A alma negra em quem ela pensava ter encontrado a salvação magoou-a mais do que alguém tinha feito até àquele dia. A dor que lhe foi provocada foi tão grande e intensa que a sua pobre alma caíu. Mas caíu tão fundo que jamais poderá voltar a erguer-se. O seu coração morreu na sua frente sem que ela tivesse sequer tempo de reagir para o tentar salvar. A sua mágoa é tão grande que, todas as noites, os seus olhos se afogam nas lágrimas que lhe escorrem pela face e lhe molham a almofada.

Ela não sabe como mais poderá continuar a sobreviver. Os seus muros de solidão recomeçaram a erguer-se lentamente.

O seu Anjo Negro aceitou o seu regresso e perdoou a sua escolha em troca da sua alma negra. A morte aguarda-a, ela sabe que é só uma questão de tempo. E, o tempo, não pára.

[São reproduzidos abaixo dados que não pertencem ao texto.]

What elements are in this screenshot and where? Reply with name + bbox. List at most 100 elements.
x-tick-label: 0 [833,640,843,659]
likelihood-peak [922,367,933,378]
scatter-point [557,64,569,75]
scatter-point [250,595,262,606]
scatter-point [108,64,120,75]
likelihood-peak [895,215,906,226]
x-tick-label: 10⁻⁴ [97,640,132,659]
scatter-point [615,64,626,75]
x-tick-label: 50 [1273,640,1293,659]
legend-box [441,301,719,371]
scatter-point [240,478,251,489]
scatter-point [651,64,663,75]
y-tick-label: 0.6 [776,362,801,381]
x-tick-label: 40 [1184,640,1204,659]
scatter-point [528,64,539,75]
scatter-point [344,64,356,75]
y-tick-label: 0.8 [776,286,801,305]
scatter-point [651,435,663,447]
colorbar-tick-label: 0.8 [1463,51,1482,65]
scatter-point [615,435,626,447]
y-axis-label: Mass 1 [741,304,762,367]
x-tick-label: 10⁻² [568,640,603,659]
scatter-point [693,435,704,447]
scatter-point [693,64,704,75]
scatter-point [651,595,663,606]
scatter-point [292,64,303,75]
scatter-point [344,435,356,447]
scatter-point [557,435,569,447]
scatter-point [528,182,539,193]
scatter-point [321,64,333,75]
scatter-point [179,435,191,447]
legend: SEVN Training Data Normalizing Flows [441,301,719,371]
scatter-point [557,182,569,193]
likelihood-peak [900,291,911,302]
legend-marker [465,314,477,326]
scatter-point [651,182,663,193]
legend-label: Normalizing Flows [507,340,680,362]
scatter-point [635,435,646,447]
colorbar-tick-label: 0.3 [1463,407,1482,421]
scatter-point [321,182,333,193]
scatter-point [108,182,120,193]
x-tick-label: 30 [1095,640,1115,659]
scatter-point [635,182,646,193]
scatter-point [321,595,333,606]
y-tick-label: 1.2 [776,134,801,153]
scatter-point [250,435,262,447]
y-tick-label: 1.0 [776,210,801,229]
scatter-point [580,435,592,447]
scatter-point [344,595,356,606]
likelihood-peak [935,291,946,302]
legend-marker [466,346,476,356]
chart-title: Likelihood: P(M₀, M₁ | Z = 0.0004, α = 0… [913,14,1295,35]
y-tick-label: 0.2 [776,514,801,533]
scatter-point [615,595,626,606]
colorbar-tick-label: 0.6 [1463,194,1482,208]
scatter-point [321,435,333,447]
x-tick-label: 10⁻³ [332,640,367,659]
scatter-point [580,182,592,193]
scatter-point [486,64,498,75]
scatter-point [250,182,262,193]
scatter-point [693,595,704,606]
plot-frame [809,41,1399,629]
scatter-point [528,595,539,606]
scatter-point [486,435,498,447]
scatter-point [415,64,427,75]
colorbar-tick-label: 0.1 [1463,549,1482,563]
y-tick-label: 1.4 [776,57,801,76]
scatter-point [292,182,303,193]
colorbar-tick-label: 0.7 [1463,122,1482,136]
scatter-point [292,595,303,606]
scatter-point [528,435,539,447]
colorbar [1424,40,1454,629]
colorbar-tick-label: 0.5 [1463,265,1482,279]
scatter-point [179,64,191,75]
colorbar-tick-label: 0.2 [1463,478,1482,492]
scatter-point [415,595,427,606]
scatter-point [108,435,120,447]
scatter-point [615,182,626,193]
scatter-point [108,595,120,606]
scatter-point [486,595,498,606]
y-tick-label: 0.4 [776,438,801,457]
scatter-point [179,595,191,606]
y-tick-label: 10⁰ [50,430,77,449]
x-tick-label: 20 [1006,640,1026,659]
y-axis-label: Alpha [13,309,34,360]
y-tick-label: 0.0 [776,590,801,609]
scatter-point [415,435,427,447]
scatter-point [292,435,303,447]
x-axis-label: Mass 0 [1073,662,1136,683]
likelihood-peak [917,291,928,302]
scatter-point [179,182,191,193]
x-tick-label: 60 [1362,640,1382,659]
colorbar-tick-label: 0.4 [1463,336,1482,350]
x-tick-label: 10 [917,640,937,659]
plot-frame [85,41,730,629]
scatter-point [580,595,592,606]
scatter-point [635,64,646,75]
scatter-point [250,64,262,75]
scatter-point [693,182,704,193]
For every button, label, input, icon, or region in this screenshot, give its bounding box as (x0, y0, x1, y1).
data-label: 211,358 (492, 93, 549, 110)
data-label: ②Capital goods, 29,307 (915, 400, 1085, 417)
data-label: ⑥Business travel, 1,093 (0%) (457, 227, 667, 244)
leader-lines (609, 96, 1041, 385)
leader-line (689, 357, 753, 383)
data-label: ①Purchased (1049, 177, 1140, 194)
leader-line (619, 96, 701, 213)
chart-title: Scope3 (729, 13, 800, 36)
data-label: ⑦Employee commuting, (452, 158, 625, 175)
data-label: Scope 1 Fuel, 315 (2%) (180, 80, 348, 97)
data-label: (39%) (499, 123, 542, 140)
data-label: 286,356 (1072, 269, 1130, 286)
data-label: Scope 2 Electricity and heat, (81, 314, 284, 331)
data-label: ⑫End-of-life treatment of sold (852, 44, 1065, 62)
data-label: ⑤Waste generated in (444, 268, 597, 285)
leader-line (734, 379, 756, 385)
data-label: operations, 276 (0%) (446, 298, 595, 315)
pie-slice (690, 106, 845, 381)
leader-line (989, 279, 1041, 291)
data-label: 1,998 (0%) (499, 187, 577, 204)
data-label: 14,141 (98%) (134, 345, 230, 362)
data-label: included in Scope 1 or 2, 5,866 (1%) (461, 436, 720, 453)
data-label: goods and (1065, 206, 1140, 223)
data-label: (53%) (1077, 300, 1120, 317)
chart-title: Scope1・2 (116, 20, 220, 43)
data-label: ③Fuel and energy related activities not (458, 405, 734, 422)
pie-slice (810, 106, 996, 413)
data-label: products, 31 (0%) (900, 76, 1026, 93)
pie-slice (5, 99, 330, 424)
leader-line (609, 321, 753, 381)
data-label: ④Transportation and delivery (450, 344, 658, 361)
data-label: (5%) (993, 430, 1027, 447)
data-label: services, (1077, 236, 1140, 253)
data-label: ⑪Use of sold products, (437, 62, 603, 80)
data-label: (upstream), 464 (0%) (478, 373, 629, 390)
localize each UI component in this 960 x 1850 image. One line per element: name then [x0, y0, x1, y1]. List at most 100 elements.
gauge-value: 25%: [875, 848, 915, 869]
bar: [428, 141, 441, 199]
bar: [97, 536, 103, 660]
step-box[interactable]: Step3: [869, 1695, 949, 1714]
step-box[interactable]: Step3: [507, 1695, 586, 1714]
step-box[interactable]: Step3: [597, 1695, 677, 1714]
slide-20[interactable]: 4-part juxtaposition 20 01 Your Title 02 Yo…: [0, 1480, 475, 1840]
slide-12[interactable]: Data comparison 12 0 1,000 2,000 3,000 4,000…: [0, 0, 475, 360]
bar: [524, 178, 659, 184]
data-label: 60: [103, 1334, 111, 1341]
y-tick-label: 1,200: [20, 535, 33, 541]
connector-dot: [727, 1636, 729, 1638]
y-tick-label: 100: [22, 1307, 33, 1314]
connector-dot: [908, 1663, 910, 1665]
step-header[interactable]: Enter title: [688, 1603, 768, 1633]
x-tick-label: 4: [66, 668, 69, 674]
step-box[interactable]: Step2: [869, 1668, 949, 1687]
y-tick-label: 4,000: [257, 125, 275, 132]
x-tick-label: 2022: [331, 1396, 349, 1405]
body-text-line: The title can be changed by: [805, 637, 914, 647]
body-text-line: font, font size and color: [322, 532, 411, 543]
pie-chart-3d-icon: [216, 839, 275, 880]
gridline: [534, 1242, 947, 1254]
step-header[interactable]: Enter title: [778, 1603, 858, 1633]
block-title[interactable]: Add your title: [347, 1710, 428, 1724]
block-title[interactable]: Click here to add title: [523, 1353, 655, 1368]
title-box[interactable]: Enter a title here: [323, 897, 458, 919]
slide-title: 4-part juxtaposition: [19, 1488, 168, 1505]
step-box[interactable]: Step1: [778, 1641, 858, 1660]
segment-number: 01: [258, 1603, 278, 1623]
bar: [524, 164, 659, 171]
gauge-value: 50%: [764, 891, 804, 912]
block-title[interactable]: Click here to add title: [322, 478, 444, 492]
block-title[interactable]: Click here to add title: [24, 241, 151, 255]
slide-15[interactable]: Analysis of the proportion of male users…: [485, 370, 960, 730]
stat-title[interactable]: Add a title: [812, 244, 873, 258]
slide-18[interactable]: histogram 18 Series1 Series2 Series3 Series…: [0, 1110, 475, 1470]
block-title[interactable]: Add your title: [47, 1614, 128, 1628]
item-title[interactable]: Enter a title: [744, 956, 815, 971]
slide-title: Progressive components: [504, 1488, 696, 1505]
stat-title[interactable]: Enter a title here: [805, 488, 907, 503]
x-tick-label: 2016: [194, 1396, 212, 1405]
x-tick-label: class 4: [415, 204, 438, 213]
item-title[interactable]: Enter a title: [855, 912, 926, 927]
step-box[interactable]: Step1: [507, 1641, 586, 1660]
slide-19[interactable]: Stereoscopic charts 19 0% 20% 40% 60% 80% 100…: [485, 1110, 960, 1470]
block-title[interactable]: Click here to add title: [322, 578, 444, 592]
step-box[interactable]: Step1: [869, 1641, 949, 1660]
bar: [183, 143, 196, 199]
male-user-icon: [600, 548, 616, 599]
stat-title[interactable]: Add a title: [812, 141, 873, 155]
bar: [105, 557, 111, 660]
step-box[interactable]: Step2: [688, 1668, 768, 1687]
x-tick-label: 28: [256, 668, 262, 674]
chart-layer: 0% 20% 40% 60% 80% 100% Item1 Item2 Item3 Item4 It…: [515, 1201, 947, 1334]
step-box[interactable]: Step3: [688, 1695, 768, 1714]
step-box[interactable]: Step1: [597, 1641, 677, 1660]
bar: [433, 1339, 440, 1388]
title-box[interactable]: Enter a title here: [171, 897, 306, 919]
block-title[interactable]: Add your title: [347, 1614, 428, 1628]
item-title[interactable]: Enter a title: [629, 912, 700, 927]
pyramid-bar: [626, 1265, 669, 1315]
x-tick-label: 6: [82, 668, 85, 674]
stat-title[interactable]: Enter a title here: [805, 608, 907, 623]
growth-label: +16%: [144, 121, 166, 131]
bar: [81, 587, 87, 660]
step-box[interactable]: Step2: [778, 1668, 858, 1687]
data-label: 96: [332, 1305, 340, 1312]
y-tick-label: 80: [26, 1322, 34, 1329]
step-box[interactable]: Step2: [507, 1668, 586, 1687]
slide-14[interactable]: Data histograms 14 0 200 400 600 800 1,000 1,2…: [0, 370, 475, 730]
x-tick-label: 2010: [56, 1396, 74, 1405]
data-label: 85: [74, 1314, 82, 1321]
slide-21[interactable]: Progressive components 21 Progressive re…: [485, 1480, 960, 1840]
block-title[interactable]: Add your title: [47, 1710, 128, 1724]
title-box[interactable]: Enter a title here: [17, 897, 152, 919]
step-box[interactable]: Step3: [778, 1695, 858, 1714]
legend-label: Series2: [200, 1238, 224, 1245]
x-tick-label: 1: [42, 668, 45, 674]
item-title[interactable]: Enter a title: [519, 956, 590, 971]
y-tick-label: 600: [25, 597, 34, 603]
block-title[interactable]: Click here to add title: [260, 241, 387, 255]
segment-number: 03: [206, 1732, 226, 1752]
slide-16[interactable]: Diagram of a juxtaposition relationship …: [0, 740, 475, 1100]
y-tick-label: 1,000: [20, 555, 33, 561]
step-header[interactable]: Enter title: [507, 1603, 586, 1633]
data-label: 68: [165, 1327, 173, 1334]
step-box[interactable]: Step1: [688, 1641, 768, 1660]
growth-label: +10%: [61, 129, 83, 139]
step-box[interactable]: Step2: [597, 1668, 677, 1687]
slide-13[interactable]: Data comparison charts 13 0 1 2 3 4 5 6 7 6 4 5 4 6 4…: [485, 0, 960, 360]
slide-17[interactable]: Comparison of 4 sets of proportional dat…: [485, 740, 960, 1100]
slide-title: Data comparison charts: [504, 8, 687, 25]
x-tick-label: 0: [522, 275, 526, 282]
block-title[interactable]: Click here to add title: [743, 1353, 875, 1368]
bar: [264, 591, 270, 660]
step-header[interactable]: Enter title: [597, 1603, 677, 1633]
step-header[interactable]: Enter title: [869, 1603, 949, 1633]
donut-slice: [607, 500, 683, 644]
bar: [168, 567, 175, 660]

Ela não teme o seu destino. Sabe que, quando o Anjo Negro a vier buscar, quando a morte a quiser levar, que ela vai ser livre de toda  a dor que lhe atormenta a alma, vai ser livre de toda a mágoa que a consome de dia para dia, cada vez mais.

Quando não existir mais luz na sua vida, quando a saudade e o sentimento não passarem de meras miragens, quando o Anjo Negro vier reclamar a sua parte do acordo, ela sabe que não lhe irá resistir nem tentar escapar, porque será a sua fuga final de toda a dor.

A depressão consome-a e não lhe dá asas para ela tentar voar, a solidão voltou a ser a sua companheira, a escuridão a sua melhor amiga e, a morte, caminha ao seu lado como que uma irmã mais velha que olha por ela.

Ela sente-se cansada de chorar, completamente esgotada de todas as forças que usou para lutar por alguém que não a merecia. Sente-se desiludida com mais esta facada da vida. São tantas as setas de mágoa e dor cravadas no seu coração que ele não mais encontra forças para continuar a bater e a sobreviver.

O amor que nutria por aquela alma negra, o sentimento de carinho tão forte que possuía por ela, as saudades que sentia a cada segundo que não estavam juntos, a felicidade que a invadia sempre que os seus olhos tocavam os dele, o arrepio que lhe percorria a pele sempre que as suas mãos se tocavam, a falta que ele lhe fazia, o frio que ela sentia no peito nas noites em que não o podia ter ao seu lado... tudo isso vai passar a fazer parte de uma recordação distante quando a noite da sua libertação chegar. Ela só deseja que todo este enorme sentimento desapareça rapidamente. Ela só deseja que o seu Anjo Negro a venha buscar e a liberte de toda esta mágoa que a está a matar devagar e de forma torturante.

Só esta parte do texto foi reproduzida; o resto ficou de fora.